В «Истреблении тиранов» — рассказе, который был чем-то наподобие завязи, из которой выросла книга «Bend Sinister» (совпадают и подробности: герой тоже знал тирана еще в ранние свои годы, тоже, как Круг, обладал сходством с датским принцем, даже внешним: «Я вял и толст, как шекспировский Гамлет. Что я могу?»), спасением для ненавидящего и отчаявшегося стал смех. Это был смех поднявшегося на высоту и там понявшего, что казнить диктатора можно, сделав его смешным, — «именно этим, старым испытанным способом». В романе смех тоже мыслится как противоядие от эквилизма, опирающегося на насилие, но смех этот не превосходит уровень каламбура. И оттого он так часто кажется вымученным.
Набоков не сомневался, что кому-то доставит наслаждение, порывшись в «Гамлете», удостовериться: ему просто морочат голову, цитируя из трагедии несуществующие строки о неких pale skein-mates. Что кого-то развеселит словесный монстр с использованием французского homellette, звучащего, как Гамлет, да не просто омлет, но au lard — на сале. И что публика будет душевно веселиться, читая про полногрудую пятнадцатилетнюю девку Офелию, которая выучилась отменно готовить вегетарианские блюда.
Очень может быть, что он не ошибся. Но восторги тех, для кого литература, каких бы она ни касалась сюжетов, в обязательном порядке требует комизма и эскапад, не спасают «Bend Sinister», как и ссылки на то, что во времена, когда всеми владеет одна цель — в ту пору ею была военная победа над Гитлером, — нужно оценить смелость единственного, кто шагает не в ногу.
Набоков и правда шел другими путями, хотя к тому моменту, когда книга появилась на прилавках, об этом было бы сложно догадаться. Скорее его роман, не ставший бестселлером лишь по причине своей переусложненной стилистики, пришелся очень впору, отвечая массовому умонастроению. Противостояние советскому режиму стало государственной политикой, одобренной подавляющим большинством.
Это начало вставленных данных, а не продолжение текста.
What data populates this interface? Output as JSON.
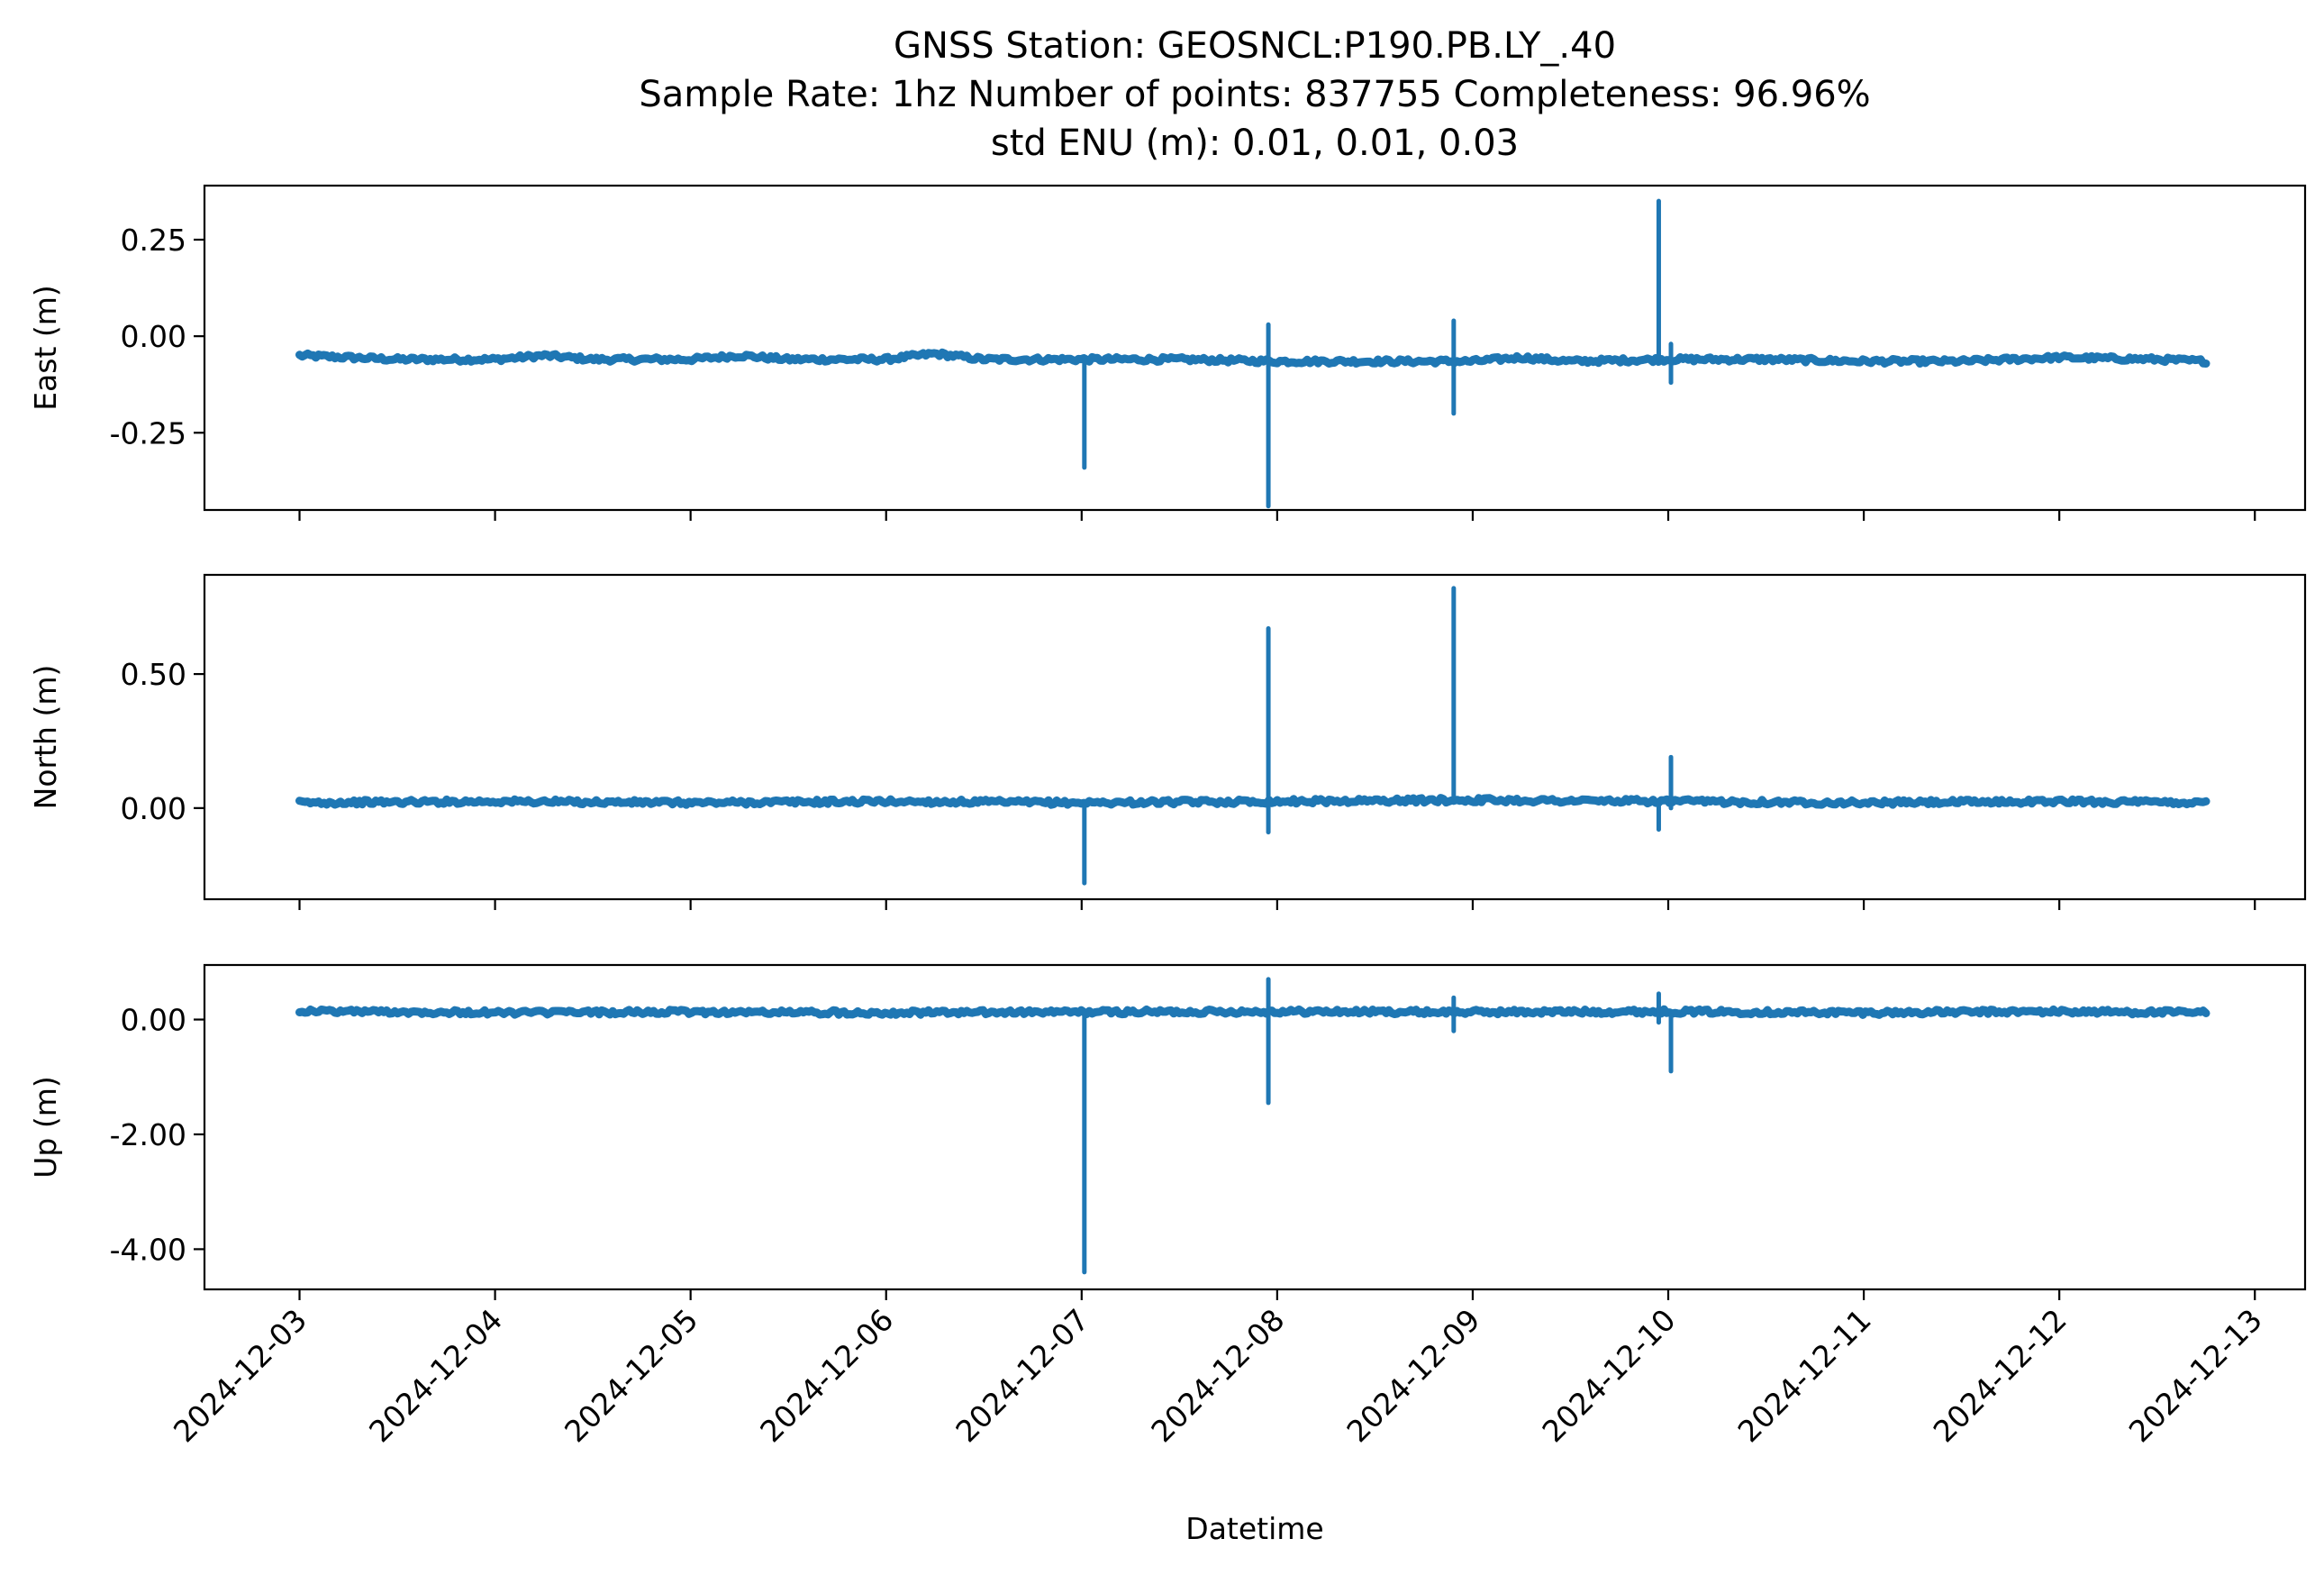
{
  "chart_data": {
    "type": "line",
    "title_lines": [
      "GNSS Station: GEOSNCL:P190.PB.LY_.40",
      "Sample Rate: 1hz   Number of points: 837755    Completeness:  96.96%",
      "std ENU (m):  0.01, 0.01, 0.03"
    ],
    "xlabel": "Datetime",
    "x_ticks": [
      "2024-12-03",
      "2024-12-04",
      "2024-12-05",
      "2024-12-06",
      "2024-12-07",
      "2024-12-08",
      "2024-12-09",
      "2024-12-10",
      "2024-12-11",
      "2024-12-12",
      "2024-12-13"
    ],
    "xlim": [
      "2024-12-02T12:20",
      "2024-12-13T06:10"
    ],
    "x_data_range": [
      "2024-12-03T00:00",
      "2024-12-12T18:00"
    ],
    "color": "#1f77b4",
    "panels": [
      {
        "name": "east",
        "ylabel": "East (m)",
        "ylim": [
          -0.45,
          0.39
        ],
        "y_ticks": [
          0.25,
          0.0,
          -0.25
        ],
        "y_tick_labels": [
          "0.25",
          "0.00",
          "-0.25"
        ],
        "baseline_x": [
          "2024-12-03",
          "2024-12-03T12:00",
          "2024-12-04",
          "2024-12-04T06:00",
          "2024-12-04T12:00",
          "2024-12-05",
          "2024-12-05T06:00",
          "2024-12-05T12:00",
          "2024-12-06",
          "2024-12-06T06:00",
          "2024-12-06T12:00",
          "2024-12-07",
          "2024-12-07T12:00",
          "2024-12-08",
          "2024-12-08T12:00",
          "2024-12-09",
          "2024-12-09T06:00",
          "2024-12-09T12:00",
          "2024-12-10",
          "2024-12-10T12:00",
          "2024-12-11",
          "2024-12-11T12:00",
          "2024-12-12",
          "2024-12-12T12:00",
          "2024-12-12T18:00"
        ],
        "baseline_y": [
          -0.05,
          -0.06,
          -0.06,
          -0.05,
          -0.06,
          -0.06,
          -0.05,
          -0.06,
          -0.06,
          -0.045,
          -0.06,
          -0.06,
          -0.06,
          -0.065,
          -0.065,
          -0.065,
          -0.055,
          -0.065,
          -0.06,
          -0.06,
          -0.065,
          -0.065,
          -0.055,
          -0.06,
          -0.065
        ],
        "spikes": [
          {
            "x": "2024-12-07T00:20",
            "min": -0.34,
            "max": -0.06
          },
          {
            "x": "2024-12-07T22:55",
            "min": -0.44,
            "max": 0.03
          },
          {
            "x": "2024-12-08T21:40",
            "min": -0.2,
            "max": 0.04
          },
          {
            "x": "2024-12-09T22:50",
            "min": -0.06,
            "max": 0.35
          },
          {
            "x": "2024-12-10T00:20",
            "min": -0.12,
            "max": -0.02
          }
        ]
      },
      {
        "name": "north",
        "ylabel": "North (m)",
        "ylim": [
          -0.34,
          0.87
        ],
        "y_ticks": [
          0.5,
          0.0
        ],
        "y_tick_labels": [
          "0.50",
          "0.00"
        ],
        "baseline_x": [
          "2024-12-03",
          "2024-12-04",
          "2024-12-05",
          "2024-12-06",
          "2024-12-07",
          "2024-12-08",
          "2024-12-09",
          "2024-12-10",
          "2024-12-11",
          "2024-12-12",
          "2024-12-12T18:00"
        ],
        "baseline_y": [
          0.02,
          0.025,
          0.02,
          0.025,
          0.02,
          0.025,
          0.03,
          0.025,
          0.02,
          0.025,
          0.02
        ],
        "spikes": [
          {
            "x": "2024-12-07T00:20",
            "min": -0.28,
            "max": 0.02
          },
          {
            "x": "2024-12-07T22:55",
            "min": -0.09,
            "max": 0.67
          },
          {
            "x": "2024-12-08T21:40",
            "min": 0.02,
            "max": 0.82
          },
          {
            "x": "2024-12-09T22:50",
            "min": -0.08,
            "max": 0.03
          },
          {
            "x": "2024-12-10T00:20",
            "min": 0.0,
            "max": 0.19
          }
        ]
      },
      {
        "name": "up",
        "ylabel": "Up (m)",
        "ylim": [
          -4.7,
          0.95
        ],
        "y_ticks": [
          0.0,
          -2.0,
          -4.0
        ],
        "y_tick_labels": [
          "0.00",
          "-2.00",
          "-4.00"
        ],
        "baseline_x": [
          "2024-12-03",
          "2024-12-04",
          "2024-12-05",
          "2024-12-06",
          "2024-12-07",
          "2024-12-08",
          "2024-12-09",
          "2024-12-10",
          "2024-12-11",
          "2024-12-12",
          "2024-12-12T18:00"
        ],
        "baseline_y": [
          0.15,
          0.12,
          0.13,
          0.12,
          0.13,
          0.14,
          0.13,
          0.14,
          0.12,
          0.14,
          0.12
        ],
        "spikes": [
          {
            "x": "2024-12-07T00:20",
            "min": -4.4,
            "max": 0.12
          },
          {
            "x": "2024-12-07T22:55",
            "min": -1.45,
            "max": 0.7
          },
          {
            "x": "2024-12-08T21:40",
            "min": -0.2,
            "max": 0.38
          },
          {
            "x": "2024-12-09T22:50",
            "min": -0.05,
            "max": 0.45
          },
          {
            "x": "2024-12-10T00:20",
            "min": -0.9,
            "max": 0.1
          }
        ]
      }
    ]
  }
}
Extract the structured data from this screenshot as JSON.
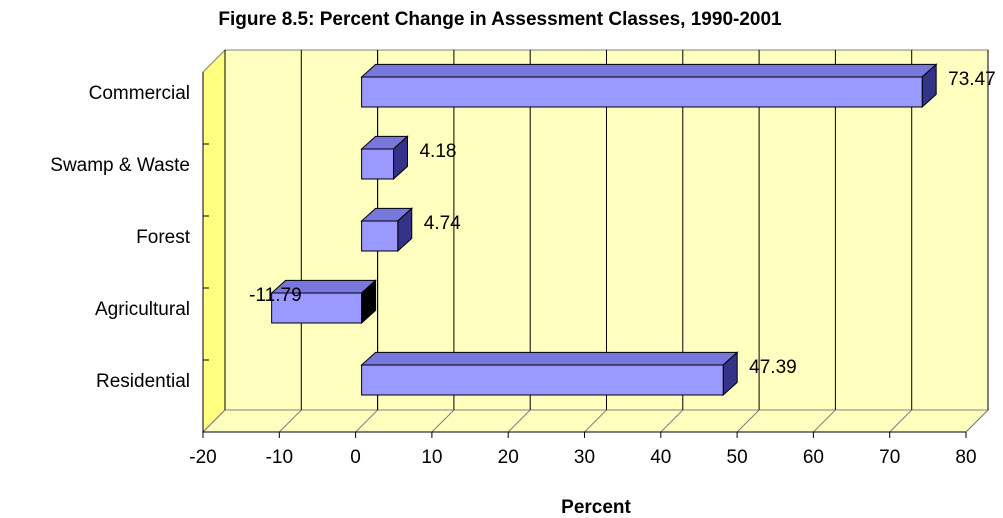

Вскоре начнутся разбирательства по обвинениям в антиамериканской деятельности и по мотивам, впрямую связанным с политикой, приступы той же болезни, которая называется идеологической нетерпимостью. Просто в США течение болезни, конечно, никогда не принимало столь зловещего характера, как в тоталитарном мире.
Впрочем, соответствие времени или чужеродность ему почти ничего не решают, когда речь идет о реальной значительности явления искусства. Бывает так, что по внешним признакам оно очень далеко от всякой актуальности, и все равно в нем остро чувствуется что-то сегодняшнее, даже сиюминутное — как в лирических стихах, где не найти ни одной опознаваемой исторической приметы. С романом Набокова получилось скорее наоборот: свинцовые краски тогдашнего исторического пейзажа буквально бросаются в глаза, но и образ времени, и реальность описываемой драмы куда-то исчезают, причем с ведома и согласия автора. А в фокусе остаются миражи, изобретенные для героя, который, по авторским неустанным напоминаниям, и сам еще один мираж, повинующийся переменчивым настроениям своего создателя.